NJ congressman says extend all passports due to backlog
TRENTON – In response to the backlog of passport applications – which exceeds 2 million nationally, including more than 400,000 that hadn’t even been opened yet as of the last update – a New Jersey congressman is asking that all current passports get extended.
Rep. Chris Smith, R-Hamilton, said the last word from the State Department was that there were 1.75 million applications pending adjudication and 413,000 in lockboxes awaiting processing. In response, he has proposed legislation that would temporarily extend existing passports.
“My bill would extend on an emergency basis, because of COVID, it would tell the secretary of state to establish a procedure to permit individuals who wish to use their passports that expired any time during COVID to be extended through July 31, 2022,” Smith said. “So, it’s extended for a year.”
The federal government is allowing people who are overseas and whose passports expired in 2020 or 2021 to use their documents to re-enter the United States – but they can’t be used to travel between other countries.
Smith said the backup happened because employees couldn’t process applications while working from home – but that 95% of them are now back in the office. But wait times are approaching 18 weeks, as the understaffed offices collide with pent-up demand for travel.
But with so many people seeking to travel after a year mostly at home, it’s created an unprecedented logjam.
Smith said his office has received almost 600 cases from constituents seeking help with passport problems – a number of them that were nail-biters.
“One of them was a bride who was the only one who didn’t have her passport for a destination wedding,” Smith said. “Can’t have a wedding without the bride.”

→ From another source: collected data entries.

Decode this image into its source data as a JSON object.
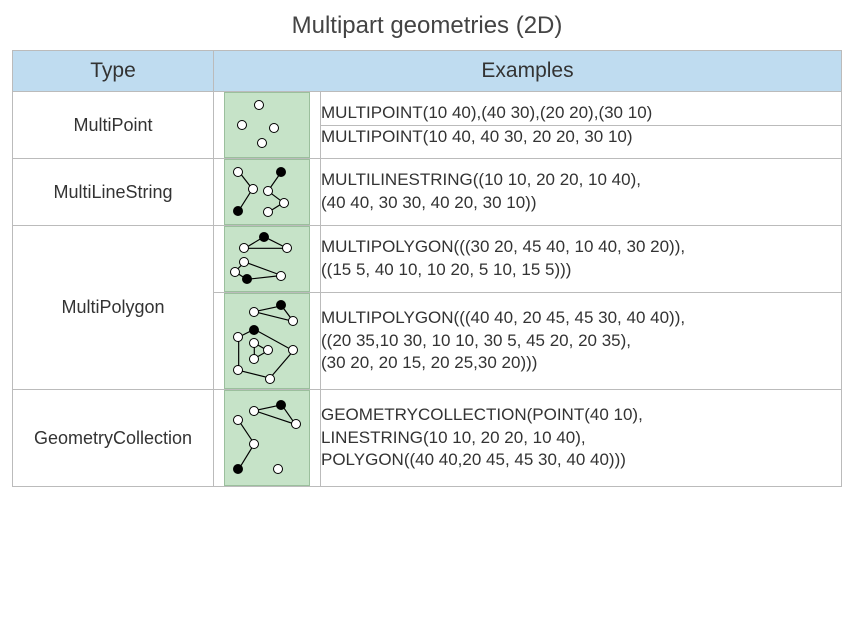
{
  "title": "Multipart geometries (2D)",
  "headers": {
    "type": "Type",
    "examples": "Examples"
  },
  "rows": {
    "multipoint": {
      "type": "MultiPoint",
      "ex1": "MULTIPOINT(10 40),(40 30),(20 20),(30 10)",
      "ex2": "MULTIPOINT(10 40, 40 30, 20 20, 30 10)"
    },
    "multilinestring": {
      "type": "MultiLineString",
      "ex": "MULTILINESTRING((10 10, 20 20, 10 40),\n(40 40, 30 30, 40 20, 30 10))"
    },
    "multipolygon": {
      "type": "MultiPolygon",
      "ex1": "MULTIPOLYGON(((30 20, 45 40, 10 40, 30 20)),\n((15 5, 40 10, 10 20, 5 10, 15 5)))",
      "ex2": "MULTIPOLYGON(((40 40, 20 45, 45 30, 40 40)),\n((20 35,10 30, 10 10, 30 5, 45 20, 20 35),\n(30 20, 20 15, 20 25,30 20)))"
    },
    "geometrycollection": {
      "type": "GeometryCollection",
      "ex": "GEOMETRYCOLLECTION(POINT(40 10),\nLINESTRING(10 10, 20 20, 10 40),\nPOLYGON((40 40,20 45, 45 30, 40 40)))"
    }
  }
}
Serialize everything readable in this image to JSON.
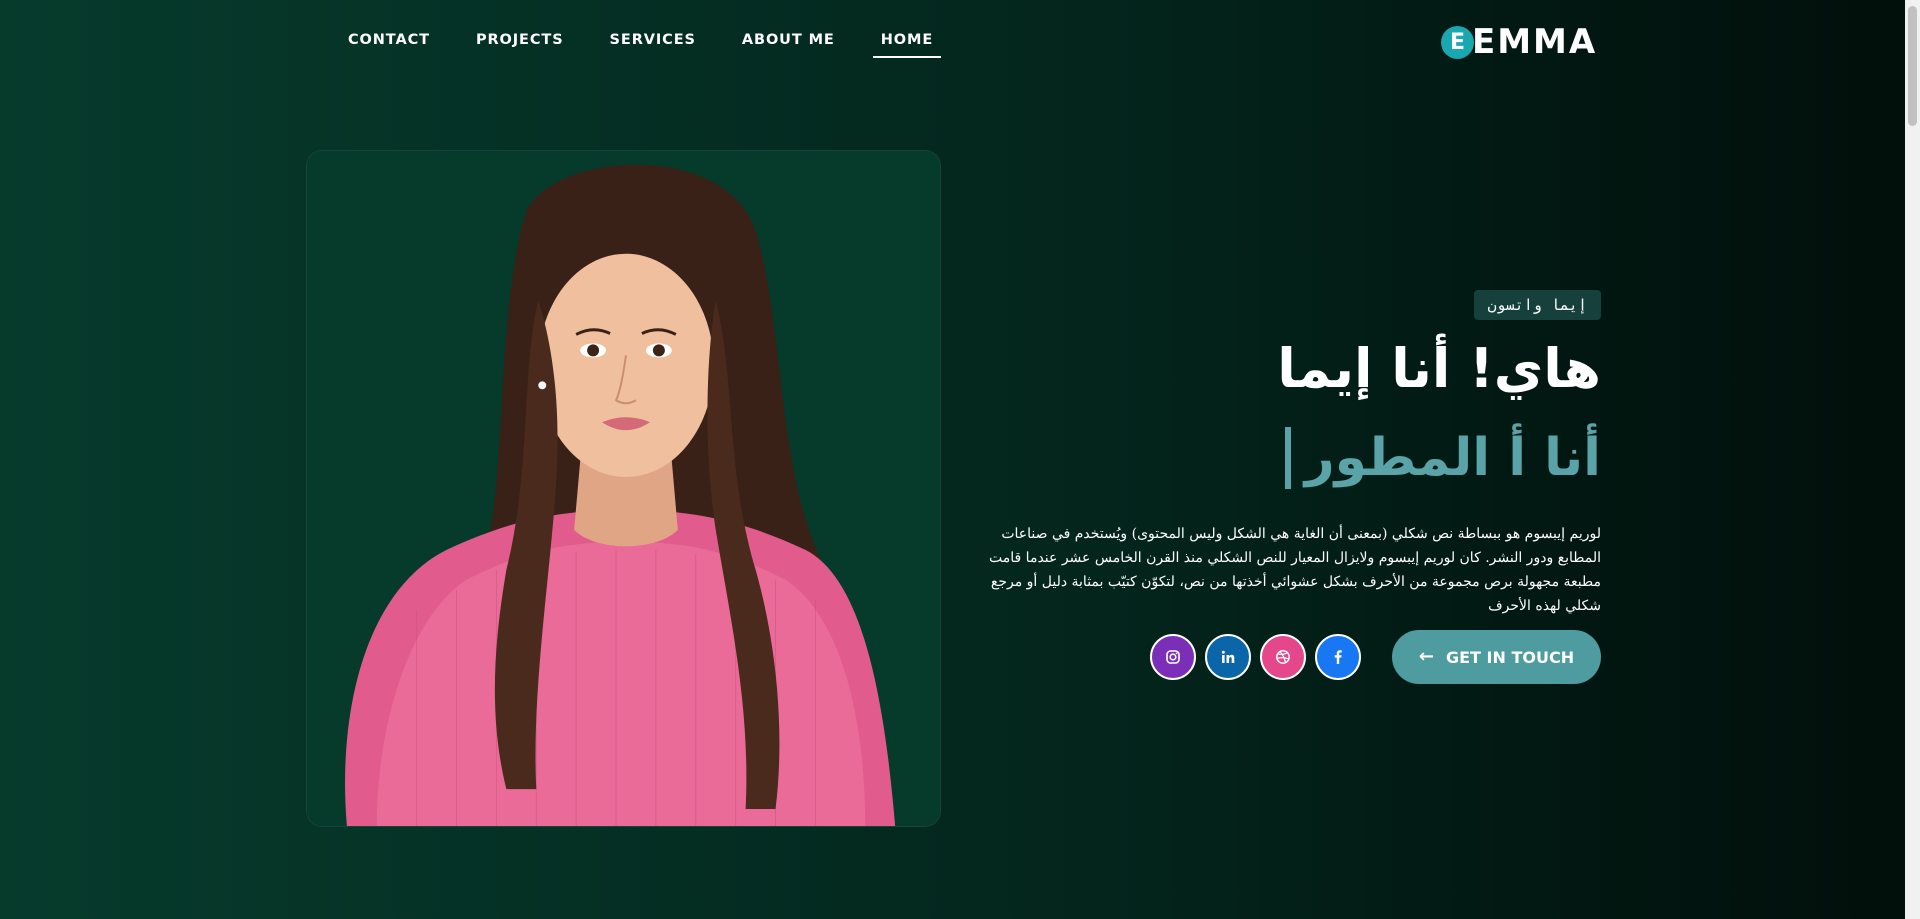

Smith’s office intervenes when it can and has had success, but he said “it shouldn’t have to be that way.”
The legislation is a bipartisan bill Smith introduced with Rep. Albio Sires, D-West New York. It has added four more co-sponsors – three Democrats and Rep. Jeff Van Drew, R-Cape May Court House.
“I’m very optimistic that we’re going to get movement on the bill and most importantly a resolution to this,” Smith said.
The House of Representatives, however, just began a district work period and isn’t due back in session in Washington until Sept. 20, although committee work begins again Aug. 31.